Earlier, after saying a race war should be avoided at all costs, Ms. Shakur writes, ''We will be criminally negligent, however, if we do not deal with racism and racist violence, and if we do not prepare to defend ourselves against it.''
The book is peppered with references to police as ''pigs'' and to whites as ''krakas,'' her spelling for the derogatory ''crackers.'' ''Amerika,'' ''kourts'' and other words connected with U.S. institutions that contain the letter ''c'' are spelled with a ''k'' as a sign of contempt, according to publishing company president Lawrence Hill.
She uses a lower-case ''i'' for the first-person pronoun ''to take the emphasis off the egotistical implications of the capital 'i,''' Hill said.
The book opens with the aftermath of the 1973 shooting, and Ms. Shakur describes her alleged abuse at the hands of police, beginning with her discovery in a car.

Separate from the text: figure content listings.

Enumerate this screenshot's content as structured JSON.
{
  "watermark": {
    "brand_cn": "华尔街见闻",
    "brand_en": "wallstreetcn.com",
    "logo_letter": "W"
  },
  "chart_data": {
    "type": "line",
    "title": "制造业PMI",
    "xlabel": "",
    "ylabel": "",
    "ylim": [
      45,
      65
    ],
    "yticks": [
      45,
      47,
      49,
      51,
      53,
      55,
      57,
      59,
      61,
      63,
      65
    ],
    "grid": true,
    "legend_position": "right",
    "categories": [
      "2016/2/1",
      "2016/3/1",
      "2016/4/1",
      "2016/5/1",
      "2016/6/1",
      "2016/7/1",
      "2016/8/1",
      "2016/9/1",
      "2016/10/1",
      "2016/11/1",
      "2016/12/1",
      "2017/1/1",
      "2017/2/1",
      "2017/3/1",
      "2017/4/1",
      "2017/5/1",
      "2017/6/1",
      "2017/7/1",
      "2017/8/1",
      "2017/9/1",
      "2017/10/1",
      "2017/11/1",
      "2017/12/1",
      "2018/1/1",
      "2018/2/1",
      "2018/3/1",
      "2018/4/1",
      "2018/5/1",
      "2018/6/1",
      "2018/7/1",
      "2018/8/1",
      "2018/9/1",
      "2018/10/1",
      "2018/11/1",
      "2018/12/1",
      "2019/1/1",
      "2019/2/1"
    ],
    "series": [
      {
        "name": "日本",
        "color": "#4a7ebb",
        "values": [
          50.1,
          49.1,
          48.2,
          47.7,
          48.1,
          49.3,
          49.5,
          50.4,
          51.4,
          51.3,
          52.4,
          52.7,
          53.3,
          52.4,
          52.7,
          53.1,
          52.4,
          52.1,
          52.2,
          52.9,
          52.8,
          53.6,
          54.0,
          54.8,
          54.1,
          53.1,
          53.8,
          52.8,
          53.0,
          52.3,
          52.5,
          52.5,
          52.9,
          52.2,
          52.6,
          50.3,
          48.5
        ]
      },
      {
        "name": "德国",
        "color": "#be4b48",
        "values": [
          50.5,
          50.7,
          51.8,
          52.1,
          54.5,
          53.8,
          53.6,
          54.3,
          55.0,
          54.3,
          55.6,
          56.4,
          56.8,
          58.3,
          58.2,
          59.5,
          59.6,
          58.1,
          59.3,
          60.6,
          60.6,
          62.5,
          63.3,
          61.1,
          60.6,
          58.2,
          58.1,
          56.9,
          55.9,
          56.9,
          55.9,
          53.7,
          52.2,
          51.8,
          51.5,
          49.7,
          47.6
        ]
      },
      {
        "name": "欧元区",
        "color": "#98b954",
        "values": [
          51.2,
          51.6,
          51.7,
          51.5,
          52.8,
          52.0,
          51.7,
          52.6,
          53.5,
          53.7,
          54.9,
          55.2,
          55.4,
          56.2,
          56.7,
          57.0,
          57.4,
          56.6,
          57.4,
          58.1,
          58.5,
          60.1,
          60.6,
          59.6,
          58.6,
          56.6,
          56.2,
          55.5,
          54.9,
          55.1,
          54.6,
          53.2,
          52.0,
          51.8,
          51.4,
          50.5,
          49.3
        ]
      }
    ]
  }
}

''Suddenly, the door flew open and i felt myself being dragged out onto the pavement. Pushed and punched, a foot upside my head, a kick in the stomach,'' she writes.
Later in the hospital, a detective ''sticks his fingers in my eyes.'' Something on his fingertips burns, and ''he says he will keep doing it until i am completely blind.'' Guards point guns at her, and sometimes pull the trigger of an unloaded weapon, she writes.
The book includes an introduction by Ms. Shakur's attorney, Lennox Hinds, chairman of the Rutgers University Criminal Justice Department, in which he makes legal arguments on her behalf and notes that in six other trials, the charges were dismissed, she was acquitted or the jury couldn't decide the case.